Ryan announced the dismissal of the murder charge against Sullivan on March 1, stating too much time had passed to successfully retry him.
“Given that nearly 33 years has passed since the murder, there has understandably been a diminishment of the health and memory of potential witnesses,” Ryan said. “Additionally, a number of the witnesses who testified at trial have died. As a result, having conducted a thorough review, consonant with our obligations, those facts, coupled with new DNA analysis of physical evidence, establish that the Commonwealth cannot meet its burden to prove the elements of the offense beyond a reasonable doubt.”
In lieu of the new trial, Sullivan was released from prison roughly six years ago and forced to wear an ankle bracelet. However, this is the first time he has been allowed unchecked freedom since he was accused of the murder roughly 33 years ago.
“I feel different,” Sullivan said.
Today, Sullivan is unemployed, but he references his oldest brother, who he said owns a trucking company in Marshfield.
Sullivan talks about family often. He has several nieces and nephews. When asked about them, he lists the name and age of each. The 58-year-old uncle mentions missing out on the opportunity to see a few of them grow up. Today he makes sure to see family every day.
What hurts Sullivan the most is the reality that incarceration caused him to miss out on his mother’s funeral, as well as the funerals of three siblings.
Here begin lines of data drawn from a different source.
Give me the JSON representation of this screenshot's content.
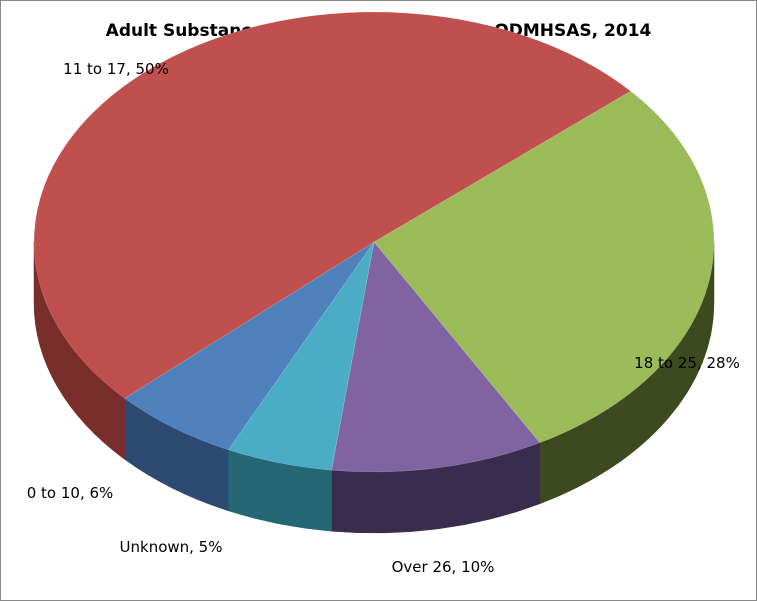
{
  "chart_data": {
    "type": "pie",
    "title": "Adult Substance Users Age of First Use, ODMHSAS, 2014",
    "slices": [
      {
        "label": "18 to 25",
        "value": 28,
        "display": "18 to 25, 28%",
        "color": "#9BBB59",
        "side": "#3D4A20"
      },
      {
        "label": "Over 26",
        "value": 10,
        "display": "Over 26, 10%",
        "color": "#8064A2",
        "side": "#3A2C4C"
      },
      {
        "label": "Unknown",
        "value": 5,
        "display": "Unknown, 5%",
        "color": "#4BACC6",
        "side": "#256775"
      },
      {
        "label": "0 to 10",
        "value": 6,
        "display": "0 to 10, 6%",
        "color": "#4F81BD",
        "side": "#2C4A72"
      },
      {
        "label": "11 to 17",
        "value": 50,
        "display": "11 to 17, 50%",
        "color": "#C0504D",
        "side": "#7A2E2C"
      }
    ],
    "style": "3d-pie",
    "legend": "none"
  }
}
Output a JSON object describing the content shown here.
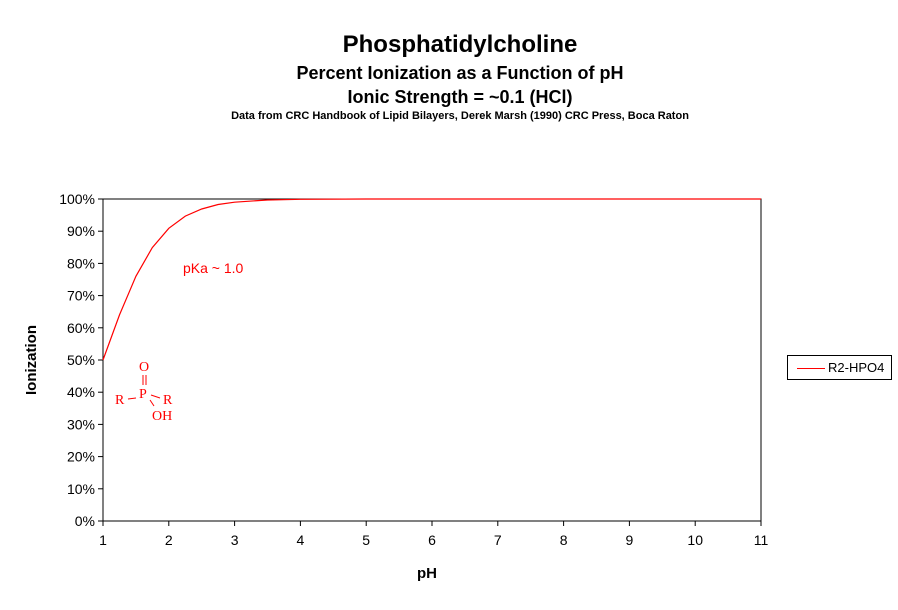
{
  "chart_data": {
    "type": "line",
    "title": "Phosphatidylcholine",
    "subtitle": [
      "Percent Ionization  as a Function of pH",
      "Ionic Strength = ~0.1 (HCl)",
      "Data from CRC  Handbook of Lipid Bilayers, Derek Marsh (1990)  CRC Press,  Boca Raton"
    ],
    "xlabel": "pH",
    "ylabel": "Ionization",
    "xlim": [
      1,
      11
    ],
    "ylim": [
      0,
      100
    ],
    "xticks": [
      "1",
      "2",
      "3",
      "4",
      "5",
      "6",
      "7",
      "8",
      "9",
      "10",
      "11"
    ],
    "yticks": [
      "0%",
      "10%",
      "20%",
      "30%",
      "40%",
      "50%",
      "60%",
      "70%",
      "80%",
      "90%",
      "100%"
    ],
    "grid": false,
    "legend_position": "right",
    "series": [
      {
        "name": "R2-HPO4",
        "color": "#ff0000",
        "x": [
          1,
          1.25,
          1.5,
          1.75,
          2,
          2.25,
          2.5,
          2.75,
          3,
          3.5,
          4,
          5,
          6,
          7,
          8,
          9,
          10,
          11
        ],
        "y": [
          50,
          64.0,
          76.0,
          84.9,
          90.9,
          94.7,
          96.9,
          98.3,
          99.0,
          99.7,
          99.9,
          100,
          100,
          100,
          100,
          100,
          100,
          100
        ]
      }
    ],
    "annotations": {
      "pka": "pKa ~ 1.0",
      "structure": {
        "o": "O",
        "p": "P",
        "r1": "R",
        "r2": "R",
        "oh": "OH"
      }
    }
  }
}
“That’s what bothers me the most out of everything,” Sullivan said.
Curhan recently shared a photo of himself and Sullivan standing next to each other the day the district attorney’s office announced the murder charge’s dismissal. Both men are smiling.
“He spent a lot of time in prison,” Curhan said. “It’s a very difficult adjustment getting out, but he’s handled it OK.”
According to Curhan, Sullivan has not expressed bitterness or anger for the imprisonment he endured.
“What he has expressed to me is he’s very thankful for every day he’s out of prison,” Curhan said.